Mr. DeSilva notes that the costs of our two-footedness are potentially huge and that, by the standards of quadrupeds, even the fastest humans (Usain Bolt maxes out at 28 mph) are “pathetically slow-footed.” Bipeds are also prone to falls: The author cites statistics that put annual U.S. deaths from falling at 35,000—“nearly the same number who die in car accidents.” By contrast, he asks: “When’s the last time you saw a four-legged animal—a squirrel, dog, or cat—trip and fall?” And never mind the 700,000 knee replacements in the U.S. annually.

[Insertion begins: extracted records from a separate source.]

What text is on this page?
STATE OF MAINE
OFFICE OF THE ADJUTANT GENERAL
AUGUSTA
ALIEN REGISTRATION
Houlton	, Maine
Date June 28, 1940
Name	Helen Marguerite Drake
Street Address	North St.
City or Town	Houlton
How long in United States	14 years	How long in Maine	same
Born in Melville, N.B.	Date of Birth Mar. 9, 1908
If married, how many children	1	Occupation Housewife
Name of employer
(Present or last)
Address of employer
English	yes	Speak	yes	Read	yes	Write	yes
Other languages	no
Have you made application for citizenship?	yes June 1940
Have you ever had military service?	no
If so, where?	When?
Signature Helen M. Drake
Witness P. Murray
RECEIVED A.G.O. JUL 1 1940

Why, then, are we so doggedly two-legged? We have lots of hypotheses, little certainty. Did the adaptation help in our peeping out above the Pleistocene savannah grasses? Probably not, given that the earliest prehuman bipeds were more forest-dwelling. Freeing our hands for tools and weapons? The problem with that notion is that the earliest prehuman bipeds (7 million years ago) preceded tools (3.3 million). Hand gestures and other signaling? Maybe. More likely: energetic efficiency, better thermoregulation and enhanced carrying capability.

When anthropologist Margaret Mead was asked to identify the first sign of civilized humanity, she reportedly replied that it would be a well-healed fossil femur, because for an early someone to have survived a serious broken leg, he or she would have needed substantial care from others. Mr. DeSilva proposes that the helplessness of frequently injured bipeds could have led to our “capacity for tolerance, cooperation, and caring for one another. Bipedalism in an overly aggressive ape with purely selfish tendencies and a low tolerance for other group members would have been a recipe for extinction.” A much-loved song from Rodgers and Hammerstein’s “Carousel” proclaims: “You’ll Never Walk Alone.” Maybe we never did.

Neil Armstrong described his 1969 lunar stroll as “one small step for [a] man; one giant leap for mankind.” Readers of “First Steps” will understand that humanity’s first steps, right here on Earth and however small, were a giant leap for all of us.

Mr. Barash is a professor of psychology emeritus at the University of Washington. His most recent book is “Threats: Intimidation and Its Discontents.”